The math becomes simple: if 30% of car shoppers are using AI (CDK Global), and the average new-car transaction is $48,644, then for a dealership selling 100 new cars per month, approximately 30 of those buyers interacted with AI during their journey. If AI never mentioned your dealership for even 10% of those buyers, that’s 3 lost sales per month — $145,932 in monthly lost revenue, or $1.75 million annually. For more context on why this matters broadly, see how B2B buyers now use AI before Google.

The EV visibility gap AI doesn’t understand

The electric vehicle transition has created an entirely new visibility battleground that AI handles poorly. EV sales reached 1.3 million units in the US in 2024 (Cox Automotive), representing 8.1% of total new-vehicle sales, up from 7.6% in 2023 and 5.9% in 2022. The growth trajectory is clear, but AI’s understanding of the EV landscape is fragmented and frequently wrong.

EV Reality (2024–2025) What AI Tells Buyers The Gap
Tesla holds ~50% US EV market share but declining as competition enters Overwhelmingly recommends Tesla for nearly all EV queries AI corpus skews toward Tesla’s decade of dominant web presence
Hyundai/Kia/Genesis EVs won multiple comparison tests in 2024–2025 Underrepresented relative to actual product quality Newer entrants have less accumulated web corpus
Federal EV tax credit ($7,500) has complex eligibility rules by model and assembly location Frequently cites incorrect eligibility or outdated credit amounts IRA rules change with Treasury guidance; AI training lags
Charging infrastructure: 192,000+ public charging ports in US (DOE AFDC, 2025) Often cites outdated port counts or incorrect charging speeds Infrastructure growing ~30% YoY; AI data is months behind
EV insurance costs 20–30% higher than ICE equivalents (Bankrate, 2024) Rarely mentions insurance cost differential AI omits critical total-cost-of-ownership factors

The Tesla dominance in AI responses is particularly notable. Tesla’s web footprint is unlike any other automaker’s — the brand generates more social media discussion, news coverage, and forum activity than the next five EV manufacturers combined. This means AI training data is disproportionately Tesla-weighted, even as the competitive landscape has shifted dramatically with strong entries from Hyundai (Ioniq 5, Ioniq 6), Kia (EV6, EV9), Ford (Mustang Mach-E, F-150 Lightning), Chevrolet (Equinox EV, Blazer EV), and BMW (iX, i4, i5).

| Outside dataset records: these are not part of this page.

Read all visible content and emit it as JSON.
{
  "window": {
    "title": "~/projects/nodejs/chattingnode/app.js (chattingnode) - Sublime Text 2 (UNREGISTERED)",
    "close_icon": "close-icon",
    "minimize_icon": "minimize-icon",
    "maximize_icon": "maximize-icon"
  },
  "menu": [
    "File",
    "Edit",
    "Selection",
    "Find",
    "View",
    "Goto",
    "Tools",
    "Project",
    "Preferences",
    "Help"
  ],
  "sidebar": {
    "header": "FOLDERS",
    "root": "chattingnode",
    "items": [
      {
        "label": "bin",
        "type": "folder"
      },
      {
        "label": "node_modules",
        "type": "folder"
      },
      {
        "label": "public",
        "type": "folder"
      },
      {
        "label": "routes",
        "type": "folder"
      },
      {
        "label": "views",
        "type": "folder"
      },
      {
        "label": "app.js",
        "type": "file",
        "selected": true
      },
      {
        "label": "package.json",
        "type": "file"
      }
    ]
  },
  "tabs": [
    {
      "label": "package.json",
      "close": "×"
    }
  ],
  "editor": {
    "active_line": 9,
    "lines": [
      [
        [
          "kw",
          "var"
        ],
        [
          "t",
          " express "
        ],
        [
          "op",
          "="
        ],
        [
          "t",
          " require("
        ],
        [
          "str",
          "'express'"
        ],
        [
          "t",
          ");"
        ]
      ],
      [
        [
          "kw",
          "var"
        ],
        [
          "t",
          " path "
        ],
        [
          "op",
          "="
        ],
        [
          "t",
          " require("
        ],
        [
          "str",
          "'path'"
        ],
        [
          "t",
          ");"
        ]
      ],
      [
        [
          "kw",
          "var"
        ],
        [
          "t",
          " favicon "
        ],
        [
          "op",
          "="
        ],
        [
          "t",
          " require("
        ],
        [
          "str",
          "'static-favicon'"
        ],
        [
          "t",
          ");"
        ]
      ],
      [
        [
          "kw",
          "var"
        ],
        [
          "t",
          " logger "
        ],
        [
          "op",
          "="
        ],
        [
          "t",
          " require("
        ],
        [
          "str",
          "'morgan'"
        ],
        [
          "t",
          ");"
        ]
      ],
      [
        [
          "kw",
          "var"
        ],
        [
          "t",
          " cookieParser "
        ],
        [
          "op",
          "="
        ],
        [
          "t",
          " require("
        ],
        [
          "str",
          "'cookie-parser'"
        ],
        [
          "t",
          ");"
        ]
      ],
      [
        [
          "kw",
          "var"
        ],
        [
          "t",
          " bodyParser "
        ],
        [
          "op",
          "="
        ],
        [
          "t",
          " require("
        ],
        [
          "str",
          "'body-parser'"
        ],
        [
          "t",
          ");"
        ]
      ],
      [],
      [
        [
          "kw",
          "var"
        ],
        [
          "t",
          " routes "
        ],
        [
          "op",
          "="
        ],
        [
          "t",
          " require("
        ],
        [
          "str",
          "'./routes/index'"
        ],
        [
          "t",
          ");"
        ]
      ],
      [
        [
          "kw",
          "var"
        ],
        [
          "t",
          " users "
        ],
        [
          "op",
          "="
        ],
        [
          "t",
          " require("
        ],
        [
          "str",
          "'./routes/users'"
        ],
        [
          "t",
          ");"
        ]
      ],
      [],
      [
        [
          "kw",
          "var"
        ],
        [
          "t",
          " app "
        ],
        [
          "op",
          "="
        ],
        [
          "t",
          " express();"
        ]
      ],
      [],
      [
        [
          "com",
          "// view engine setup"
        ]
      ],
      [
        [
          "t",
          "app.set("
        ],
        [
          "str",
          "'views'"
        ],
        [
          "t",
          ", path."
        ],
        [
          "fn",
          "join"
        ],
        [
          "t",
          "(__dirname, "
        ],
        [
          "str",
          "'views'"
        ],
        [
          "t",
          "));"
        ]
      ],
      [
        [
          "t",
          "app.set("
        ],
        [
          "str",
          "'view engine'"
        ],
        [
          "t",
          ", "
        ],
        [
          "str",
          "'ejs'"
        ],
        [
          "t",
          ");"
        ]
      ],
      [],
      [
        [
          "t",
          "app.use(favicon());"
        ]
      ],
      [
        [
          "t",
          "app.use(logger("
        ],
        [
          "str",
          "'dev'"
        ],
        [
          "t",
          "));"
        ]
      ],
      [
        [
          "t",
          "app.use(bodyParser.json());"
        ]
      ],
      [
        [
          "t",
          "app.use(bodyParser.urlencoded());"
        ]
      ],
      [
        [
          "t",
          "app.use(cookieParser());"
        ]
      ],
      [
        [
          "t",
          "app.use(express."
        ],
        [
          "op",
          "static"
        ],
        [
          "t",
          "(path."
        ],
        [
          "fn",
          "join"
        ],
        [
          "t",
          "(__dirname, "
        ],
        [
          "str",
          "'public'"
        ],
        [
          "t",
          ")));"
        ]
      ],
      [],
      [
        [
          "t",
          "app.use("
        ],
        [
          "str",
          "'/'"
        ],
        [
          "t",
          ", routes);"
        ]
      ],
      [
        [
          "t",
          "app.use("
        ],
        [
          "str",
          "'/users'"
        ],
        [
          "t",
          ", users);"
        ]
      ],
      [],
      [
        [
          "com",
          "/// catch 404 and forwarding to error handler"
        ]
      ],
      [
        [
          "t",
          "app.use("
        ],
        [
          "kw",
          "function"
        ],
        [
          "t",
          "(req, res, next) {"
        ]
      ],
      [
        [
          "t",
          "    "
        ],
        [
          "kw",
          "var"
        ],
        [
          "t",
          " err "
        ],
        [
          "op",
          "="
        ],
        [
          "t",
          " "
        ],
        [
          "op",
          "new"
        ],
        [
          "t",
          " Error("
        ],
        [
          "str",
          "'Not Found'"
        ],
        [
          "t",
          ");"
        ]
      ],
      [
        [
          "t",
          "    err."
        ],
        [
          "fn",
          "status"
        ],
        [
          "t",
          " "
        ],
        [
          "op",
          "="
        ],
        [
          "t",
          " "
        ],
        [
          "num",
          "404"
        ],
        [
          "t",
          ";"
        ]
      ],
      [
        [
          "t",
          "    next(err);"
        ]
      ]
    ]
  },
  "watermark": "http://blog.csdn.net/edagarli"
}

For EV-focused dealerships and brands, this creates an asymmetric challenge: the buyers most likely to use AI (younger, tech-savvy, digitally native) are also the most likely to be EV shoppers — and AI is giving them an incomplete, Tesla-skewed picture of the market.

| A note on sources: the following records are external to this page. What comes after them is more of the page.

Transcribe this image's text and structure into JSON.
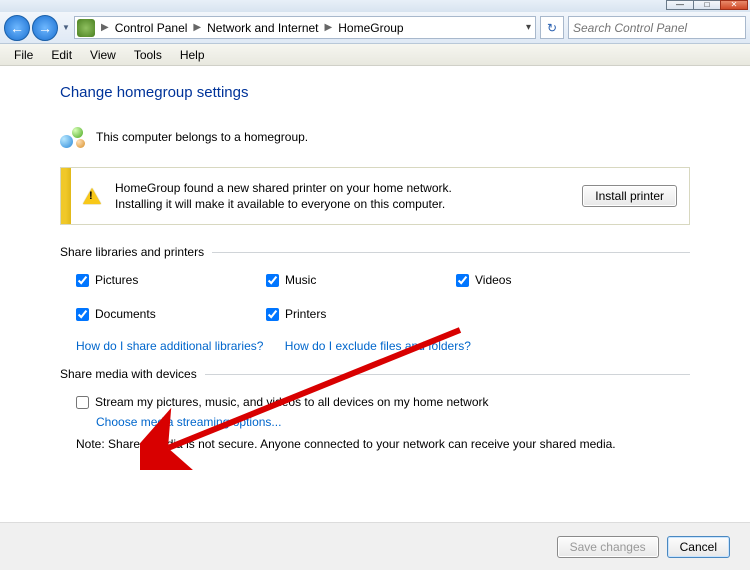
{
  "window": {
    "minimize": "—",
    "maximize": "□",
    "close": "✕"
  },
  "nav": {
    "back": "←",
    "forward": "→",
    "refresh": "↻"
  },
  "breadcrumb": {
    "root": "Control Panel",
    "mid": "Network and Internet",
    "leaf": "HomeGroup"
  },
  "search": {
    "placeholder": "Search Control Panel"
  },
  "menu": {
    "file": "File",
    "edit": "Edit",
    "view": "View",
    "tools": "Tools",
    "help": "Help"
  },
  "page": {
    "title": "Change homegroup settings",
    "belongs": "This computer belongs to a homegroup."
  },
  "notif": {
    "line1": "HomeGroup found a new shared printer on your home network.",
    "line2": "Installing it will make it available to everyone on this computer.",
    "button": "Install printer"
  },
  "sections": {
    "share_libs": "Share libraries and printers",
    "share_media": "Share media with devices"
  },
  "checkboxes": {
    "pictures": {
      "label": "Pictures",
      "checked": true
    },
    "music": {
      "label": "Music",
      "checked": true
    },
    "videos": {
      "label": "Videos",
      "checked": true
    },
    "documents": {
      "label": "Documents",
      "checked": true
    },
    "printers": {
      "label": "Printers",
      "checked": true
    }
  },
  "links": {
    "more_libs": "How do I share additional libraries?",
    "exclude": "How do I exclude files and folders?",
    "stream_options": "Choose media streaming options..."
  },
  "stream": {
    "label": "Stream my pictures, music, and videos to all devices on my home network",
    "checked": false
  },
  "note": "Note: Shared media is not secure. Anyone connected to your network can receive your shared media.",
  "buttons": {
    "save": "Save changes",
    "cancel": "Cancel"
  }
}
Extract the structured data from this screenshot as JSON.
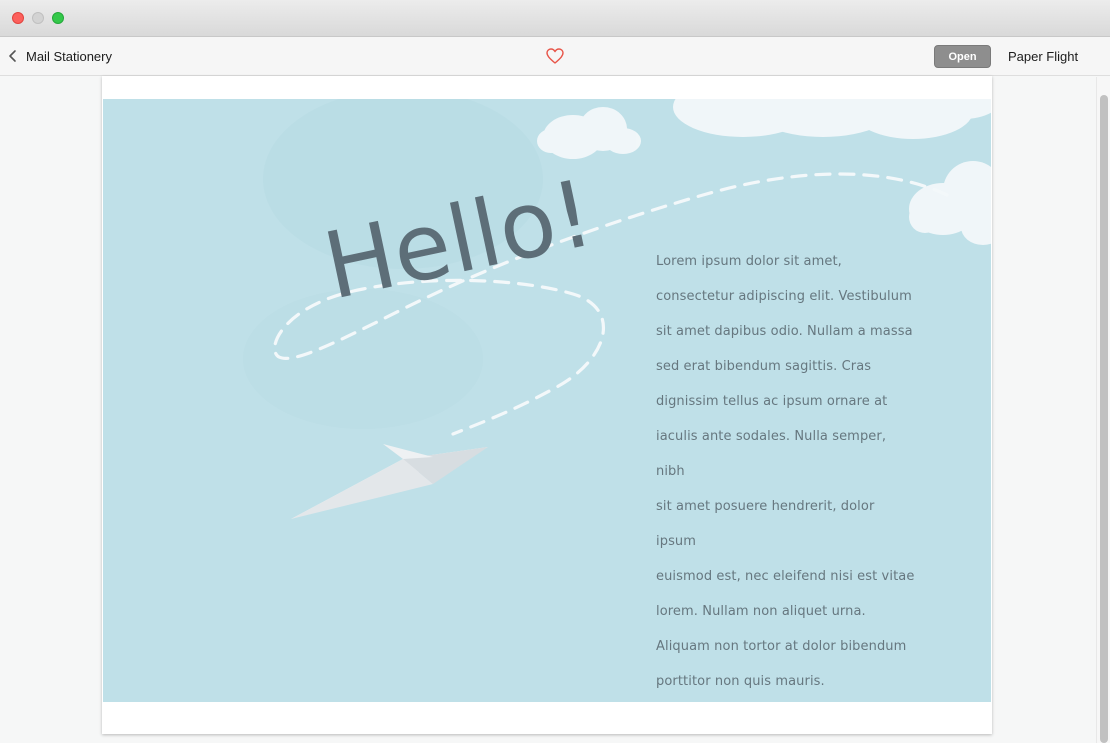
{
  "toolbar": {
    "back_label": "Mail Stationery",
    "open_label": "Open",
    "title": "Paper Flight"
  },
  "stationery": {
    "headline": "Hello!",
    "lines": [
      "Lorem ipsum dolor sit amet,",
      "consectetur adipiscing elit. Vestibulum",
      "sit amet dapibus odio. Nullam a massa",
      "sed erat bibendum sagittis. Cras",
      "dignissim tellus ac ipsum ornare at",
      "iaculis ante sodales. Nulla semper, nibh",
      "sit amet posuere hendrerit, dolor ipsum",
      "euismod est, nec eleifend nisi est vitae",
      "lorem. Nullam non aliquet urna.",
      "Aliquam non tortor at dolor bibendum",
      "porttitor non quis mauris."
    ]
  },
  "icons": {
    "back": "chevron-left-icon",
    "favorite": "heart-outline-icon"
  },
  "colors": {
    "sky": "#bfe0e8",
    "heart": "#e8564a",
    "open_button": "#8e8e8e",
    "headline": "#5d6e78"
  }
}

How car buyers actually decide — and what AI misses

Understanding the real purchase funnel reveals how much AI distorts automotive decision-making. Cox Automotive’s 2025 Car Buyer Journey Study and J.D. Power’s Sales Satisfaction Index consistently identify these decision factors:

  1. Price/affordability — 92% of buyers cite this as the top factor (Cox Automotive, 2025). With the average new-car payment at $738/month (Experian, Q4 2024), accurate pricing is critical. AI gets this wrong routinely, citing MSRP rather than actual transaction prices.
  2. Reliability/quality — 85% of buyers prioritize this. J.D. Power’s 2025 Vehicle Dependability Study rankings differ meaningfully from AI’s reliability recommendations, which tend to repeat decades-old brand perceptions rather than current data.
  3. Fuel economy/operating costs — 78% consider this critical. AI frequently provides EPA estimates without context on real-world variance (typically 10–20% below EPA in actual driving).
  4. Safety ratings — 76% check safety ratings. IIHS and NHTSA ratings change annually with new testing protocols. AI often cites previous model year ratings that don’t apply to the current vehicle.
  5. Technology and features — 72% evaluate in-vehicle tech. AI frequently confuses which features come standard versus optional across trim levels, leading to buyer frustration at the dealership.
  6. Brand reputation — 68% weigh brand perception. AI amplifies historical brand equity (Toyota for reliability, BMW for driving dynamics) while underweighting recent shifts. Genesis, for example, has won numerous quality awards but is underrepresented in AI brand discussions.
  7. Dealership experience — 61% say the dealership experience influences their purchase decision (J.D. Power). AI has almost no data on individual dealership quality, service, or customer experience.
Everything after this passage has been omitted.